Fascicolo di 203 pagine, cantieri lumaca

Nel fascicolo di 203 pagine riflettori puntati anche sui cantieri della Sanità siciliana. In particolare, riporta l’inchiesta dell’Antimafia Regionale, sugli appalti per costruire nuovi reparti di terapia intensiva con i 128 milioni di euro assegnati dal governo nazionale.

“Ad un anno dalla nomina dell’ex dirigente regionale di Tuccio D’Urso come soggetto attuatore, solo 7 dei 79 interventi programmati sono stati portati a termine. Colpa della vacatio di due mesi all’assessorato alla Salute, si giustificherà D’Urso in Antimafia, riferendosi alle dimissioni dell’assessore Ruggero Razza per l’inchiesta sui numeri “taroccati” della pandemia. Una versione sconfessata dallo stesso assessore”, riporta Repubblica.

M5S: “P.A. permeabile alla corruzione”

“Dalle audizioni in commissione Antimafia emerge chiaramente che il sistema della pubblica amministrazione regionale resta purtroppo permeabile alla corruzione. Questo si evince in particolare nel comparto della sanità, dove viene investita la metà, circa 10 miliardi di euro, dell’intero bilancio regionale. Un dato molto eloquente, su cui bisogna riflettere e intervenire”. Lo sostengono Roberta Schillaci e Antonio De Luca, deputati regionali del Movimento 5 Stelle e componenti della commissione Antimafia all’Ars. La commissione ha presentato oggi la relazione conclusiva dell’inchiesta sul comparto della sanità nella Regione siciliana.

Schillaci: “Rivedere il sistema, servono modifiche normative”

“L’anticorruzione è stata trasformata – commenta Roberta Schillaci – in un mero adempimento  burocratico che non incide concretamente nella prevenzione. Il sistema va rivisto soprattutto nel settore sanità, a cominciare dalla figura del responsabile anticorruzione, talvolta un soggetto con doppi incarichi e con attività rilevanti difficilmente conciliabili con un’adeguata prevenzione. Inoltre, non tutti hanno attivato il whistleblower e canali di segnalazione dei casi sospetti. Serve inoltre un ripensamento di tipo legislativo, con modifiche normative sulle commissioni aggiudicatrici sprovviste di professionalità e sul ruolo dei presidenti, che non possono continuare a operare a titolo gratuito, mentre gli altri componenti hanno un compenso”.

De Luca: “Sanità è diventata un favore e non è più un diritto”

“Cambiano i governi – aggiunge Antonio De Luca – ma non cambia, purtroppo, il livello della corruzione nella sanità regionale, che in Sicilia continua a essere un favore e non un diritto.
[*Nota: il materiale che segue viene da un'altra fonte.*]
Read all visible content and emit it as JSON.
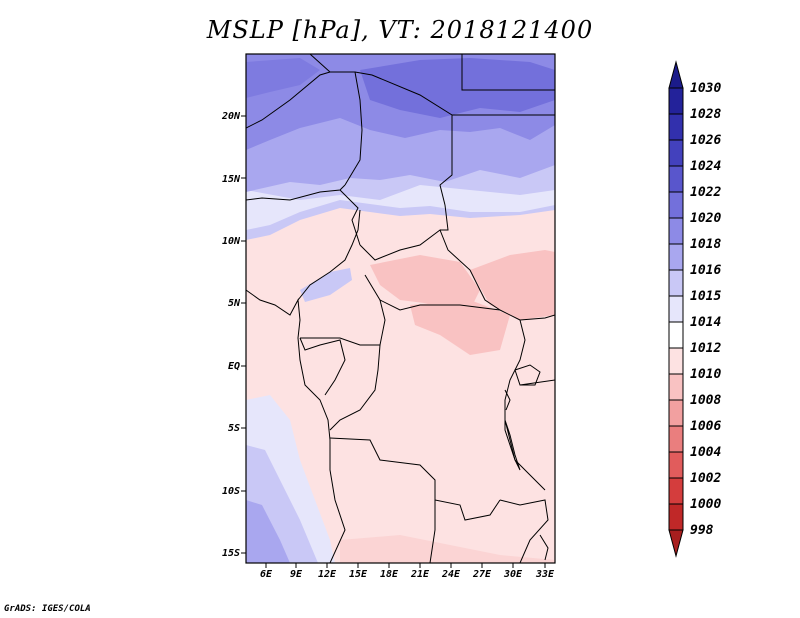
{
  "title": "MSLP [hPa], VT: 2018121400",
  "credit": "GrADS: IGES/COLA",
  "axes": {
    "lat_labels": [
      "20N",
      "15N",
      "10N",
      "5N",
      "EQ",
      "5S",
      "10S",
      "15S"
    ],
    "lat_values": [
      20,
      15,
      10,
      5,
      0,
      -5,
      -10,
      -15
    ],
    "lon_labels": [
      "6E",
      "9E",
      "12E",
      "15E",
      "18E",
      "21E",
      "24E",
      "27E",
      "30E",
      "33E"
    ],
    "lon_values": [
      6,
      9,
      12,
      15,
      18,
      21,
      24,
      27,
      30,
      33
    ],
    "lat_range": [
      -15.5,
      24.5
    ],
    "lon_range": [
      3.5,
      33.5
    ]
  },
  "colorbar": {
    "labels": [
      "1030",
      "1028",
      "1026",
      "1024",
      "1022",
      "1020",
      "1018",
      "1016",
      "1015",
      "1014",
      "1012",
      "1010",
      "1008",
      "1006",
      "1004",
      "1002",
      "1000",
      "998"
    ],
    "top_arrow_color": "#1b1b8a",
    "bottom_arrow_color": "#a81e1e",
    "colors": [
      "#23229a",
      "#3230ad",
      "#4341bd",
      "#5956cc",
      "#7370db",
      "#8d8ae6",
      "#a9a7ef",
      "#c9c8f6",
      "#e6e6fb",
      "#ffffff",
      "#fde2e2",
      "#f9c2c2",
      "#f2a0a0",
      "#ea7e7e",
      "#e15c5c",
      "#d43d3d",
      "#c02828"
    ]
  },
  "colors": {
    "high_1022": "#7370db",
    "high_1020": "#8d8ae6",
    "high_1018": "#a9a7ef",
    "high_1016": "#c9c8f6",
    "neutral_1015": "#e6e6fb",
    "low_1014": "#fde2e2",
    "low_1012": "#f9c2c2"
  }
}
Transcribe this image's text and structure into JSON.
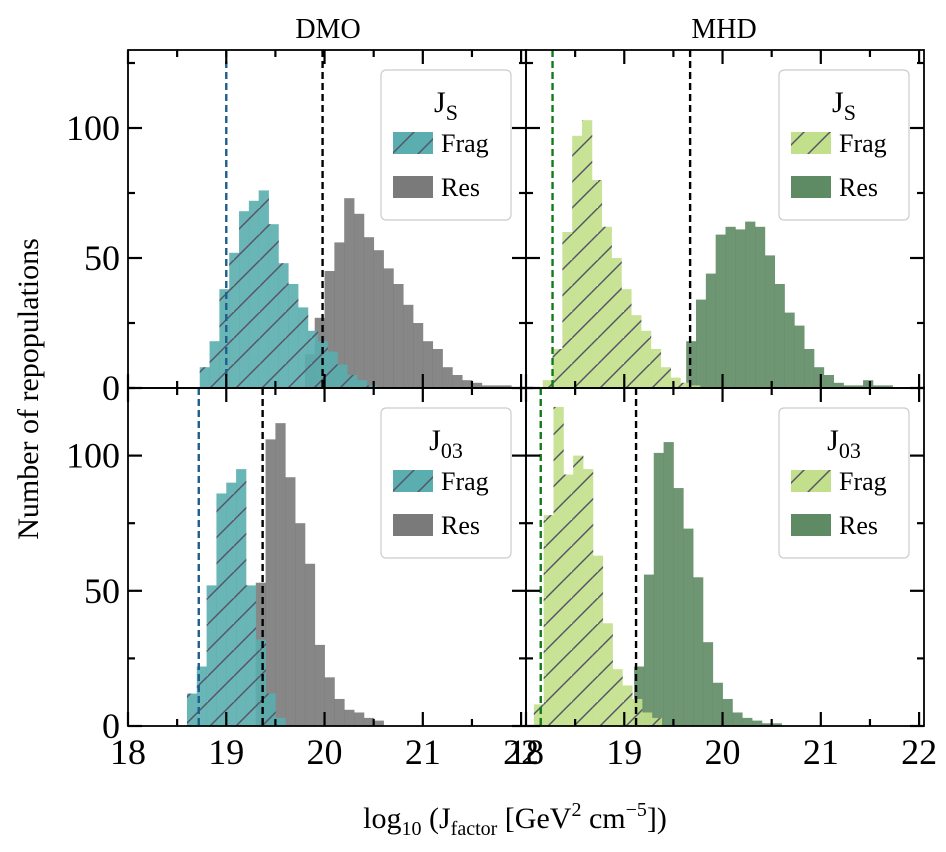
{
  "figure": {
    "column_titles": [
      "DMO",
      "MHD"
    ],
    "ylabel": "Number of repopulations",
    "xlabel_parts": {
      "prefix": "log",
      "prefix_sub": "10",
      "open": " (J",
      "factor_sub": "factor",
      "unit_a": " [GeV",
      "unit_a_sup": "2",
      "unit_b": " cm",
      "unit_b_sup": "−5",
      "close": "])"
    },
    "xticks": [
      "18",
      "19",
      "20",
      "21",
      "22"
    ],
    "yticks": [
      "0",
      "50",
      "100"
    ]
  },
  "legend": {
    "title_main": "J",
    "frag_label": "Frag",
    "res_label": "Res"
  },
  "colors": {
    "dmo_frag": "#5aaeaf",
    "dmo_res": "#7a7a7a",
    "mhd_frag": "#c2e08b",
    "mhd_res": "#5f8b64",
    "dmo_frag_line": "#1f5e8c",
    "mhd_frag_line": "#127a1a",
    "res_line": "#000000",
    "hatch": "#555566"
  },
  "chart_data": [
    {
      "type": "bar",
      "panel": "DMO J_S",
      "title": "DMO",
      "legend_title": "J",
      "legend_sub": "S",
      "xlim": [
        18,
        22.05
      ],
      "ylim": [
        0,
        130
      ],
      "bin_width": 0.1,
      "series": [
        {
          "name": "Frag",
          "color_key": "dmo_frag",
          "hatched": true,
          "start": 18.73,
          "values": [
            8,
            18,
            38,
            52,
            68,
            72,
            76,
            63,
            48,
            40,
            31,
            22,
            18,
            14,
            9,
            5,
            3,
            1
          ]
        },
        {
          "name": "Res",
          "color_key": "dmo_res",
          "start": 19.8,
          "values": [
            13,
            27,
            45,
            56,
            73,
            67,
            58,
            53,
            46,
            40,
            32,
            25,
            18,
            15,
            8,
            5,
            3,
            2,
            1,
            1,
            1
          ]
        }
      ],
      "vlines": [
        {
          "x": 19.0,
          "color_key": "dmo_frag_line"
        },
        {
          "x": 19.98,
          "color_key": "res_line"
        }
      ]
    },
    {
      "type": "bar",
      "panel": "MHD J_S",
      "title": "MHD",
      "legend_title": "J",
      "legend_sub": "S",
      "xlim": [
        18,
        22.05
      ],
      "ylim": [
        0,
        130
      ],
      "bin_width": 0.1,
      "series": [
        {
          "name": "Frag",
          "color_key": "mhd_frag",
          "hatched": true,
          "start": 18.17,
          "values": [
            3,
            15,
            60,
            97,
            103,
            80,
            62,
            50,
            38,
            28,
            22,
            15,
            8,
            4,
            2,
            1
          ]
        },
        {
          "name": "Res",
          "color_key": "mhd_res",
          "start": 19.63,
          "values": [
            18,
            34,
            44,
            59,
            62,
            61,
            64,
            62,
            51,
            40,
            29,
            24,
            15,
            8,
            5,
            2,
            1,
            1,
            3,
            1,
            1
          ]
        }
      ],
      "vlines": [
        {
          "x": 18.27,
          "color_key": "mhd_frag_line"
        },
        {
          "x": 19.67,
          "color_key": "res_line"
        }
      ]
    },
    {
      "type": "bar",
      "panel": "DMO J_03",
      "legend_title": "J",
      "legend_sub": "03",
      "xlim": [
        18,
        22.05
      ],
      "ylim": [
        0,
        125
      ],
      "bin_width": 0.1,
      "series": [
        {
          "name": "Frag",
          "color_key": "dmo_frag",
          "hatched": true,
          "start": 18.6,
          "values": [
            12,
            22,
            52,
            86,
            90,
            95,
            52,
            32,
            12,
            3
          ]
        },
        {
          "name": "Res",
          "color_key": "dmo_res",
          "start": 19.3,
          "values": [
            53,
            106,
            112,
            92,
            75,
            60,
            30,
            18,
            10,
            6,
            5,
            3,
            2
          ]
        }
      ],
      "vlines": [
        {
          "x": 18.72,
          "color_key": "dmo_frag_line"
        },
        {
          "x": 19.37,
          "color_key": "res_line"
        }
      ]
    },
    {
      "type": "bar",
      "panel": "MHD J_03",
      "legend_title": "J",
      "legend_sub": "03",
      "xlim": [
        18,
        22.05
      ],
      "ylim": [
        0,
        125
      ],
      "bin_width": 0.1,
      "series": [
        {
          "name": "Frag",
          "color_key": "mhd_frag",
          "hatched": true,
          "start": 18.08,
          "values": [
            8,
            78,
            118,
            93,
            100,
            95,
            63,
            38,
            21,
            15,
            10,
            5,
            3
          ]
        },
        {
          "name": "Res",
          "color_key": "mhd_res",
          "start": 19.1,
          "values": [
            22,
            56,
            101,
            105,
            88,
            73,
            55,
            31,
            16,
            10,
            5,
            3,
            2,
            1,
            1
          ]
        }
      ],
      "vlines": [
        {
          "x": 18.15,
          "color_key": "mhd_frag_line"
        },
        {
          "x": 19.12,
          "color_key": "res_line"
        }
      ]
    }
  ]
}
Non si è per niente investito in un processo di rigenerazione delle strutture regionali che dovrebbero prevenire distonie come ad esempio la centrale unica di committenza, che non funzionava quando è stata istituita e non funziona neanche ora, priva delle necessarie risorse umane. Fortunatamente, la fallimentare esperienza del duo Musumeci-Razza volge alla fine e noi faremo del nostro meglio perché si racconti tutt’altra storia”.